KARANGANYAR, MettaNEWS – Bagi sebagian orang, mengoleksi barang-barang antik menjadi sebuah kesenangan. Mengumpulkan barang lawas dari hasil berburu ke tempat-tempat yang khusus menjualnya, atau dari rumah ke rumah sudah pasti dilakoni.
Namun nyatanya tak ada yang benar-benar menjadi kolektor sepenuhnya. Begitu sebaliknya, tak ada yang sepenuhnya menjual barang antik miliknya. Seperti halnya Stefanus (55) kolektor dan penjual barang vintage dari Yogyakarta yang kini menetap di Solo.
Stefanus tak sepenuhnya mengoleksi barang antik yang ia dapat. Sekalipun barang yang ia peroleh merupakan barang langka, ia tak ingin barang itu hanya menjadi pajangan belaka. Stefanus melihatnya sebagai peluang untuk mendapat pundi-pundi uang.
Pun jika barang yang ia dapat tak begitu memiliki nilai jual, ia menjadikannya sebagai koleksi semata. Meski begitu ia tetap menyakini ada saatnya orang akan mencari setiap barang yang ia simpan. Karena bagi pecinta barang antik, setiap barang memiliki arti dan ketertarikan tersendiri.
Untuk mendapatkan barang antik, Stefanus menyebut para kolektor harus hunting ke berbagai tempat, juga wajib menjalin komunikasi dengan sesama pecinta barang antik.
“Kalau vintage itu harusnya memang lebih lama lagi. Tapi saya kebetulan background sudah ada, jadi bisa tau dikit lah mana barang yang bisa laku, mana yang betul-betul lama, termasuk jadul-jadul itu barang yang setengah tua,” kata Stefanus saat ditemui MettaNEWS di Solo Vintage Festival, Minggu (1/8/2022).

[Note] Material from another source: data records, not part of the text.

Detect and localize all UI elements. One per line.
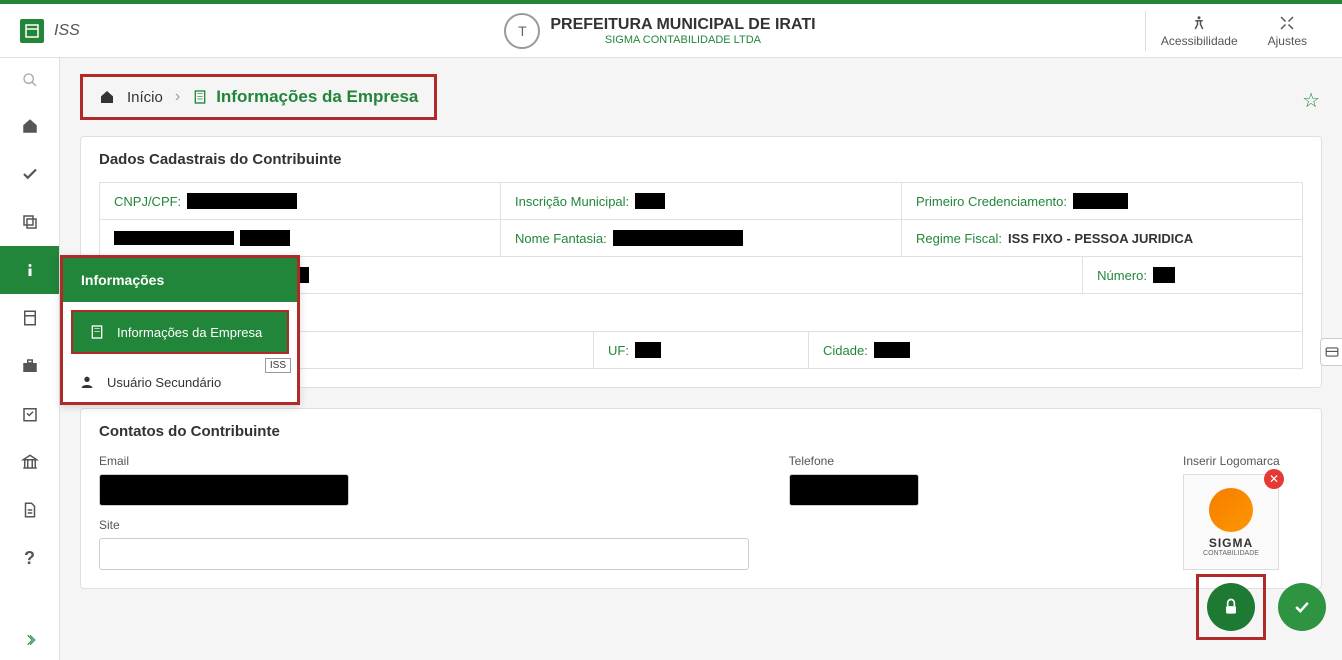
sidebar-calc[interactable] (0, 294, 59, 342)
municipality-title: PREFEITURA MUNICIPAL DE IRATI (550, 16, 815, 34)
header-left: ISS (0, 19, 175, 43)
sidebar-document[interactable] (0, 486, 59, 534)
accessibility-label: Acessibilidade (1161, 34, 1238, 48)
flyout-item-empresa[interactable]: Informações da Empresa (71, 310, 289, 354)
header-center: PREFEITURA MUNICIPAL DE IRATI SIGMA CONT… (175, 13, 1145, 49)
razao-label-redacted (114, 231, 234, 245)
uf-value-redacted (635, 342, 661, 358)
telefone-label: Telefone (789, 454, 1143, 468)
razao-value-redacted (240, 230, 290, 246)
breadcrumb-home[interactable]: Início (127, 89, 163, 106)
numero-label: Número: (1097, 268, 1147, 283)
side-card-tab[interactable] (1320, 338, 1342, 366)
sidebar-copy[interactable] (0, 198, 59, 246)
regime-value: ISS FIXO - PESSOA JURIDICA (1008, 231, 1193, 246)
sidebar-search[interactable] (0, 58, 59, 102)
inscricao-value-redacted (635, 193, 665, 209)
card-contatos: Contatos do Contribuinte Email Site Tele… (80, 408, 1322, 589)
home-icon[interactable] (99, 89, 115, 105)
flyout-item-empresa-label: Informações da Empresa (117, 325, 262, 340)
sidebar-check[interactable] (0, 150, 59, 198)
chevron-right-icon: › (175, 88, 180, 106)
numero-value-redacted (1153, 267, 1175, 283)
fab-area (1196, 574, 1326, 640)
sidebar-home[interactable] (0, 102, 59, 150)
logomarca-label: Inserir Logomarca (1183, 454, 1303, 468)
fab-highlight-box (1196, 574, 1266, 640)
sidebar-bank[interactable] (0, 438, 59, 486)
card-title-dados: Dados Cadastrais do Contribuinte (81, 137, 1321, 182)
sidebar-calendar[interactable] (0, 390, 59, 438)
module-label: ISS (54, 22, 80, 40)
logo-text-contab: CONTABILIDADE (1203, 550, 1259, 557)
header-right: Acessibilidade Ajustes (1145, 11, 1342, 51)
sidebar-help[interactable]: ? (0, 534, 59, 582)
breadcrumb-current-text: Informações da Empresa (216, 87, 418, 107)
inscricao-label: Inscrição Municipal: (515, 194, 629, 209)
regime-label: Regime Fiscal: (916, 231, 1002, 246)
telefone-input[interactable] (789, 474, 919, 506)
uf-label: UF: (608, 343, 629, 358)
info-flyout-menu: Informações Informações da Empresa Usuár… (60, 255, 300, 405)
flyout-header: Informações (63, 258, 297, 302)
breadcrumb: Início › Informações da Empresa (80, 74, 437, 120)
accessibility-button[interactable]: Acessibilidade (1146, 14, 1253, 48)
sidebar-info[interactable] (0, 246, 59, 294)
sidebar-expand[interactable] (0, 620, 59, 660)
flyout-item-usuario[interactable]: Usuário Secundário ISS (63, 362, 297, 402)
card-title-contatos: Contatos do Contribuinte (81, 409, 1321, 454)
municipality-crest-icon (504, 13, 540, 49)
iss-module-icon (20, 19, 44, 43)
confirm-fab-button[interactable] (1278, 583, 1326, 631)
fantasia-value-redacted (613, 230, 743, 246)
header: ISS PREFEITURA MUNICIPAL DE IRATI SIGMA … (0, 4, 1342, 58)
site-label: Site (99, 518, 749, 532)
logo-mark-icon (1209, 488, 1253, 532)
sidebar: ? (0, 58, 60, 660)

Stefanus telah menggeluti bidang ini di tahun 2016 lalu. Baginya, rentang waktu sepanjang itu belum membuatnya menjadi kolektor dan penjual vintage ahli.
Menurutnya, menjadi kolektor barang-barang antik membutuhkan jam terbang untuk mengetahui nilai suatu barang jadul.
“Barang jadul itu belum tua tapi juga tidak terlalu muda memang sudah mulai langka seperti contohnya jam-jam gitu, jam beker, seperti itu vintage. Makanya barang jadul itu semakin langka semakin mahal,” terang Stafanus.
Berbeda dengan barang yang biasa ia bawa di event, Stefanus biasanya menjajakan barang jadul yang lebih ringkes di Pasar Elpabes.
“Kalau sehari hari di rumah, tapi kalau pagi itu saya sempatkan jualan di pasar Elpabes,” katanya.
Harga dan tingkat pemasaran barang yang dijual berbeda-beda. Bagi kolektor sepertinya untuk menentukkan harga suatu barang harus melihat dari usia dan kelangkaan.
“Kamera itu dari ratusan ribu sampai jutaan, ya nggak mesti juga, karena merk ngaruh juga yang merek-merek mahal yang bertele lebih mahal, tapi kalau yang manual ini lebih murah seperti yang pocket ini lebih murah, Rp 100 ribu sampai Rp 300 ribu,”
Salah satu koleksinya adalah enamel atau papan nama yang dibanderol hingga Rp 100 juta menjadi barang antik nan jadul yang paling mahal dan populer.
“Namanya enamel, papan nama itu cukup mahal, enamel itu bisa papan nama sebuah iklan rokok, iklan oli, atau sebagainya. Itu kalo semakin langka semakin mahal. Enamel ya liat besarnya, liat kelangkaan barang itu sudah bisa ditentukan, sekitar 5-100 juta bisa. Lampu-lampu itu juga cukup mahal,” sebutnya.
Baginya yang sudah kadung jatuh hati dengan barang antik memilih untuk tetap mencintai hobinya sebagai ladang penghidupan. Hobi yang jadi uang merupakan hal yang menyenangkan baginya untuk menikmati masa tuanya nanti.